Dr Bowler, 95, an honorary fellow in the School of Geography, Earth and Atmospheric Science at the University of Melbourne, said the traditional owners had been placed in an impossible position by decades of inaction by governments to safeguard the relics. “There is no country in the world that matches the conjunction of antiquity and modern continuity of connection to country,” he said.
“That’s an extraordinary privilege for the Australian nation, and the nation has failed miserably to acknowledge that privilege.
“As a result, the Indigenous people who are the democratically elected custodians, have been caught in a cleft stick in the total absence of a proper resting place for those bones that could meet everyone’s needs.
“It’s a disgrace. We talk about having this World Heritage area in recognition of their significance but there is no monument, no heritage centre, no place for anyone to come to honour these special Australians or to learn from and study the legacy they left us.”
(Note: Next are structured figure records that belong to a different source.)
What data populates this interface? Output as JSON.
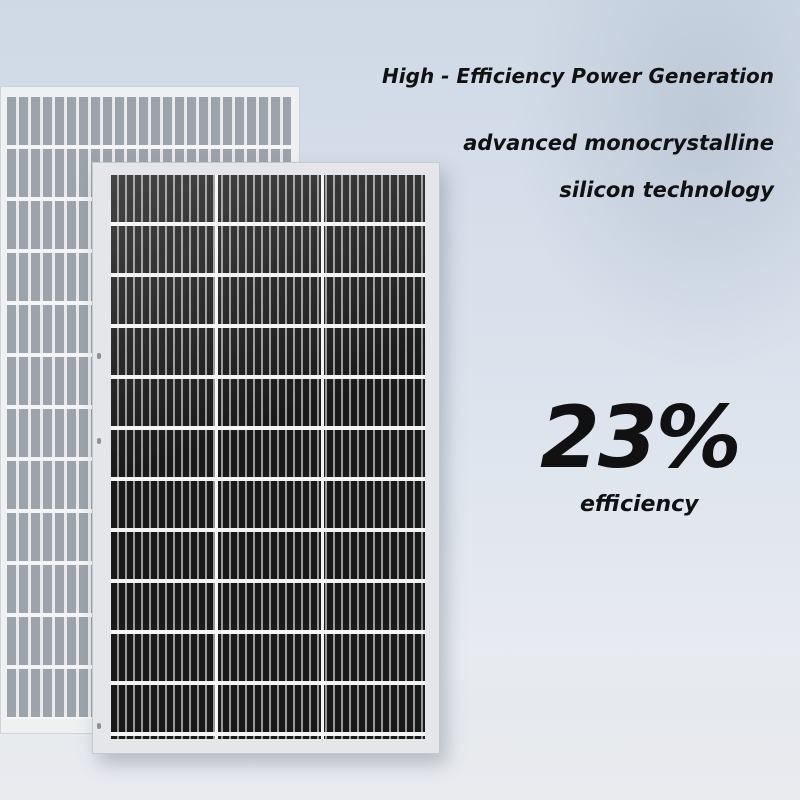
{
  "headline": "High - Efficiency Power Generation",
  "subline_1": "advanced monocrystalline",
  "subline_2": "silicon technology",
  "stat_value": "23%",
  "stat_label": "efficiency",
  "colors": {
    "text": "#111111",
    "background": "#d6dfea",
    "cell": "#1a1a1a"
  }
}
Confirming that the reburials were to go ahead, the NSW Department of Climate Change, Energy, Environment and Water said the process would be overseen by the traditional owners, consistent with federal approvals.
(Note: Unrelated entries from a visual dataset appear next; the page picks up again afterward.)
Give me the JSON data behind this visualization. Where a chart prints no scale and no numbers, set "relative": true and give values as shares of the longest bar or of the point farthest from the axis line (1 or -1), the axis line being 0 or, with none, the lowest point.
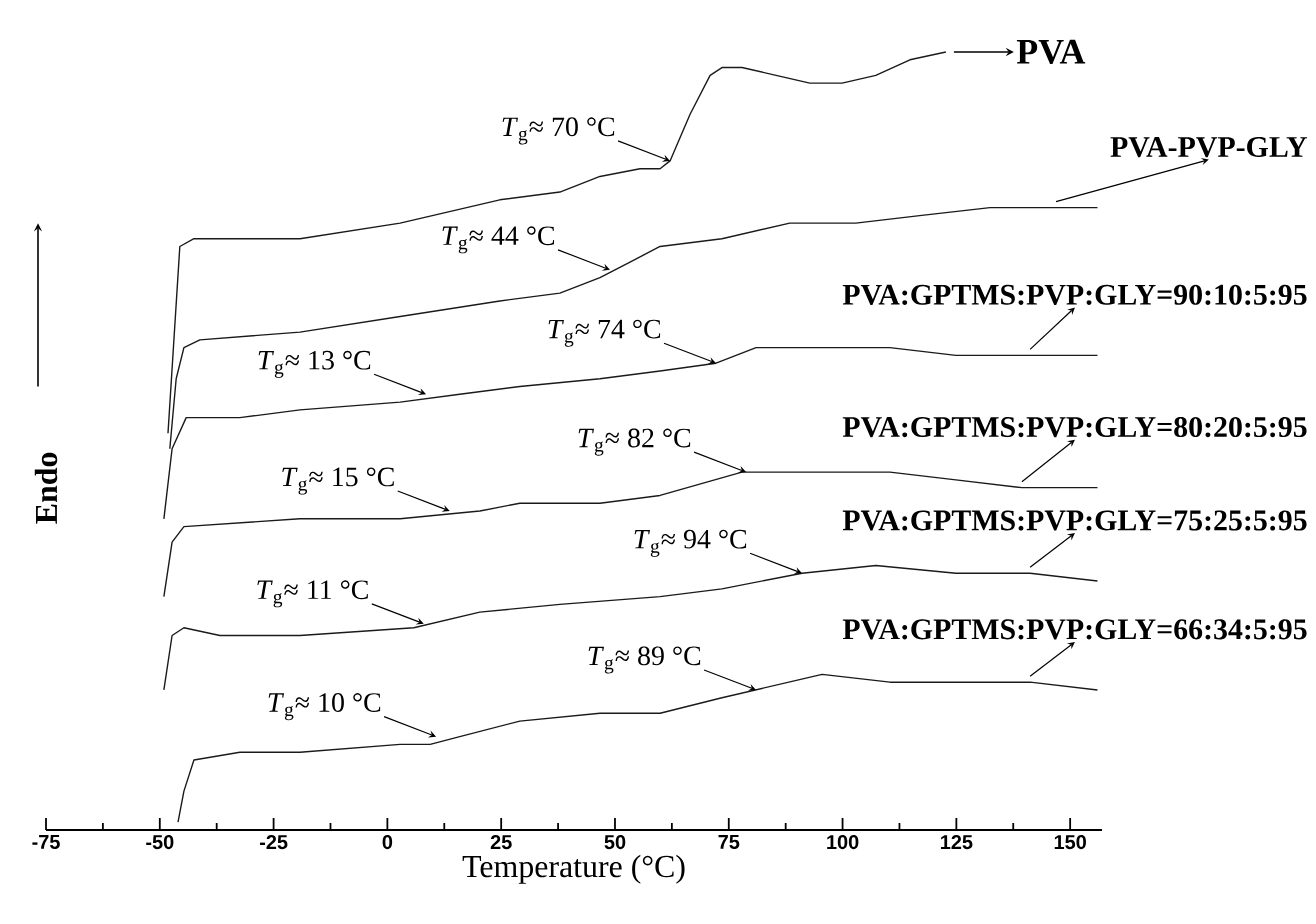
{
  "chart_data": {
    "type": "line",
    "relative": true,
    "xlabel": "Temperature (°C)",
    "ylabel": "Endo",
    "xlim": [
      -75,
      157
    ],
    "xticks": [
      -75,
      -50,
      -25,
      0,
      25,
      50,
      75,
      100,
      125,
      150
    ],
    "series": [
      {
        "name": "PVA",
        "color": "#1a1a1a",
        "x": [
          -48.2,
          -45.6,
          -42.5,
          -36.8,
          -19.2,
          2.8,
          24.7,
          37.9,
          46.7,
          55.5,
          59.9,
          62.1,
          66.5,
          70.9,
          73.5,
          77.9,
          85.4,
          92.8,
          99.9,
          107.3,
          114.8,
          122.7
        ],
        "values": [
          0.51,
          0.75,
          0.76,
          0.76,
          0.76,
          0.78,
          0.81,
          0.82,
          0.84,
          0.85,
          0.85,
          0.86,
          0.92,
          0.97,
          0.98,
          0.98,
          0.97,
          0.96,
          0.96,
          0.97,
          0.99,
          1.0
        ]
      },
      {
        "name": "PVA-PVP-GLY",
        "color": "#1a1a1a",
        "x": [
          -47.8,
          -46.4,
          -44.7,
          -41.2,
          -19.2,
          2.8,
          24.7,
          37.9,
          46.7,
          53.3,
          59.9,
          73.5,
          88.4,
          102.9,
          117.4,
          132.4,
          146.9,
          156
        ],
        "values": [
          0.49,
          0.58,
          0.62,
          0.63,
          0.64,
          0.66,
          0.68,
          0.69,
          0.71,
          0.73,
          0.75,
          0.76,
          0.78,
          0.78,
          0.79,
          0.8,
          0.8,
          0.8
        ]
      },
      {
        "name": "PVA:GPTMS:PVP:GLY=90:10:5:95",
        "color": "#1a1a1a",
        "x": [
          -49.1,
          -47.3,
          -44.2,
          -32.4,
          -19.2,
          2.8,
          15.9,
          29.1,
          46.7,
          59.9,
          72.2,
          81.0,
          94.2,
          110.4,
          124.9,
          141.2,
          156
        ],
        "values": [
          0.4,
          0.49,
          0.53,
          0.53,
          0.54,
          0.55,
          0.56,
          0.57,
          0.58,
          0.59,
          0.6,
          0.62,
          0.62,
          0.62,
          0.61,
          0.61,
          0.61
        ]
      },
      {
        "name": "PVA:GPTMS:PVP:GLY=80:20:5:95",
        "color": "#1a1a1a",
        "x": [
          -49.1,
          -47.3,
          -44.7,
          -19.2,
          2.8,
          20.3,
          29.1,
          46.7,
          59.9,
          77.9,
          85.4,
          92.8,
          110.4,
          124.9,
          139.4,
          156
        ],
        "values": [
          0.3,
          0.37,
          0.39,
          0.4,
          0.4,
          0.41,
          0.42,
          0.42,
          0.43,
          0.46,
          0.46,
          0.46,
          0.46,
          0.45,
          0.44,
          0.44
        ]
      },
      {
        "name": "PVA:GPTMS:PVP:GLY=75:25:5:95",
        "color": "#1a1a1a",
        "x": [
          -49.1,
          -47.3,
          -44.7,
          -36.8,
          -19.2,
          5.8,
          20.3,
          37.9,
          59.9,
          73.5,
          91.1,
          107.3,
          124.9,
          141.2,
          156
        ],
        "values": [
          0.18,
          0.25,
          0.26,
          0.25,
          0.25,
          0.26,
          0.28,
          0.29,
          0.3,
          0.31,
          0.33,
          0.34,
          0.33,
          0.33,
          0.32
        ]
      },
      {
        "name": "PVA:GPTMS:PVP:GLY=66:34:5:95",
        "color": "#1a1a1a",
        "x": [
          -46.0,
          -44.7,
          -42.5,
          -32.4,
          -19.2,
          2.8,
          9.4,
          15.9,
          29.1,
          46.7,
          59.9,
          73.5,
          95.5,
          110.4,
          124.9,
          141.2,
          156
        ],
        "values": [
          0.01,
          0.05,
          0.09,
          0.1,
          0.1,
          0.11,
          0.11,
          0.12,
          0.14,
          0.15,
          0.15,
          0.17,
          0.2,
          0.19,
          0.19,
          0.19,
          0.18
        ]
      }
    ],
    "annotations": [
      {
        "text": "*T*$_{g}$≈ 70 °C",
        "x": 62.1,
        "y": 0.86
      },
      {
        "text": "*T*$_{g}$≈ 44 °C",
        "x": 48.9,
        "y": 0.72
      },
      {
        "text": "*T*$_{g}$≈ 13 °C",
        "x": 8.5,
        "y": 0.56
      },
      {
        "text": "*T*$_{g}$≈ 74 °C",
        "x": 72.2,
        "y": 0.6
      },
      {
        "text": "*T*$_{g}$≈ 15 °C",
        "x": 13.7,
        "y": 0.41
      },
      {
        "text": "*T*$_{g}$≈ 82 °C",
        "x": 78.8,
        "y": 0.46
      },
      {
        "text": "*T*$_{g}$≈ 11 °C",
        "x": 8.0,
        "y": 0.265
      },
      {
        "text": "*T*$_{g}$≈ 94 °C",
        "x": 91.1,
        "y": 0.33
      },
      {
        "text": "*T*$_{g}$≈ 10 °C",
        "x": 10.7,
        "y": 0.12
      },
      {
        "text": "*T*$_{g}$≈ 89 °C",
        "x": 81.0,
        "y": 0.18
      }
    ]
  }
}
“I am very pleased to see the traditional owners making decisions about their ancestors’ remains,” state Environment Minister Penny Sharpe said. “I understand there has been some contention. However, this process to return the remains to their rightful owners has been conducted in the appropriate sensitive way and the vast majority of the traditional owners are in agreement with the reburial.”
‘They’d want this’
Mr Clark said the remains were currently in a “safe place”, under the supervision of the Aboriginal Advisory Group. Ritual smoking ceremonies would be held before the relics were taken by elders to “five or six” sites for reburial. No photography or filming would be permitted to preserve the secrecy of the locations. Mr Kelly, meanwhile, is due to return to the Federal Court on March 10 to pursue his case against Ms Plibersek. Asked whether it was now a lost cause, he said: “We can’t give up. I know in my heart this is what the ancient elders would have wanted us to do. We’re hoping we can still get a decision.”